RATIONALISATION DES STRUCTURES ECONOMIQUES
Fusion des outils économiques wallons : une armée mexicaine de nouveaux directeurs pour piloter la future entité
Publié le mercredi 19 octobre 2022 à 02:45 | Temps de lecture estimé : 3 min.
Journaliste – Rédacteur en chef.
Le ministre wallon de l'Economie, Willy Borsus (MR) veut sensibiliser 100.000 jeunes par an à l'esprit d'entreprendre. Crédit-photo: Belga.

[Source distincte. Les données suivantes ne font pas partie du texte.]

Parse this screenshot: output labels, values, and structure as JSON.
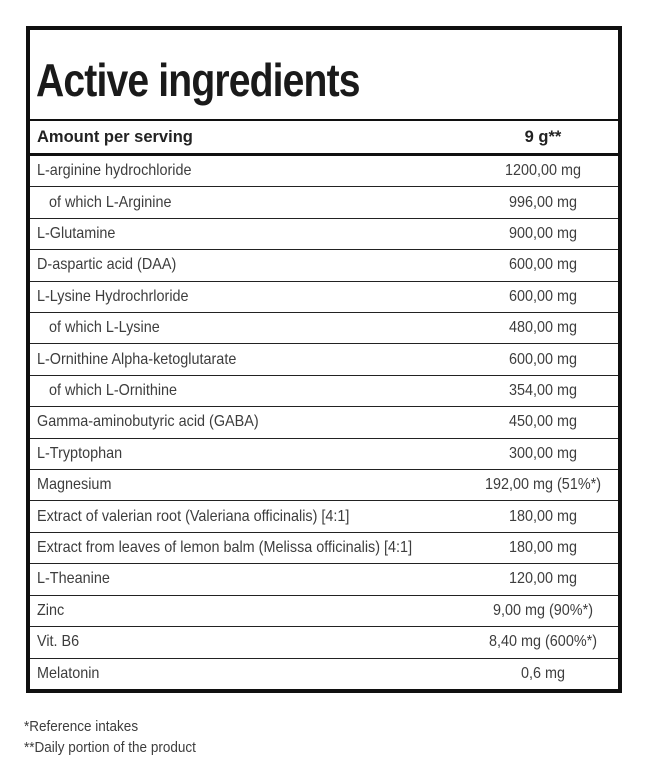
{
  "table": {
    "title": "Active ingredients",
    "header": {
      "label": "Amount per serving",
      "value": "9 g**"
    },
    "rows": [
      {
        "name": "L-arginine hydrochloride",
        "value": "1200,00 mg",
        "indent": false
      },
      {
        "name": "of which L-Arginine",
        "value": "996,00 mg",
        "indent": true
      },
      {
        "name": "L-Glutamine",
        "value": "900,00 mg",
        "indent": false
      },
      {
        "name": "D-aspartic acid (DAA)",
        "value": "600,00 mg",
        "indent": false
      },
      {
        "name": "L-Lysine Hydrochrloride",
        "value": "600,00 mg",
        "indent": false
      },
      {
        "name": "of which L-Lysine",
        "value": "480,00 mg",
        "indent": true
      },
      {
        "name": "L-Ornithine Alpha-ketoglutarate",
        "value": "600,00 mg",
        "indent": false
      },
      {
        "name": "of which L-Ornithine",
        "value": "354,00 mg",
        "indent": true
      },
      {
        "name": "Gamma-aminobutyric acid (GABA)",
        "value": "450,00 mg",
        "indent": false
      },
      {
        "name": "L-Tryptophan",
        "value": "300,00 mg",
        "indent": false
      },
      {
        "name": "Magnesium",
        "value": "192,00 mg (51%*)",
        "indent": false
      },
      {
        "name": "Extract of valerian root (Valeriana officinalis) [4:1]",
        "value": "180,00 mg",
        "indent": false
      },
      {
        "name": "Extract from leaves of lemon balm (Melissa officinalis) [4:1]",
        "value": "180,00 mg",
        "indent": false
      },
      {
        "name": "L-Theanine",
        "value": "120,00 mg",
        "indent": false
      },
      {
        "name": "Zinc",
        "value": "9,00 mg (90%*)",
        "indent": false
      },
      {
        "name": "Vit. B6",
        "value": "8,40 mg (600%*)",
        "indent": false
      },
      {
        "name": "Melatonin",
        "value": "0,6 mg",
        "indent": false
      }
    ]
  },
  "footnotes": [
    "*Reference intakes",
    "**Daily portion of the product"
  ],
  "colors": {
    "border": "#101010",
    "title_text": "#1a1a1a",
    "header_text": "#222222",
    "body_text": "#3d3d3d",
    "background": "#ffffff"
  }
}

Les nouveaux directeurs et responsables de services de la future structure qui remplacera les outils économiques wallons fusionnés (SRIW, Sogepa, Sowalfin) ont été nommés. Tous les membres des comités de direction respectifs demeurent avec des affectations revues. Une vingtaine de nouveaux responsables et coordinateurs sont désignés, mais ce ne sont que des visages déjà connus. Certains déçus des sélections auraient décidé de quitter le navire et une revalorisation de certains barèmes sont en cours. L’objectif est que la future entité soit opérationnelle d’ici début 2023. Un débat sur l’état d’avancement du processus de fusions des trois outils économiques est prévu ce mercredi 19 octobre en commission Economie du Parlement wallon. La question est aussi de savoir s’il faut faire appel à la Cour des comptes pour mesurer la valeur ajoutée de l’opération.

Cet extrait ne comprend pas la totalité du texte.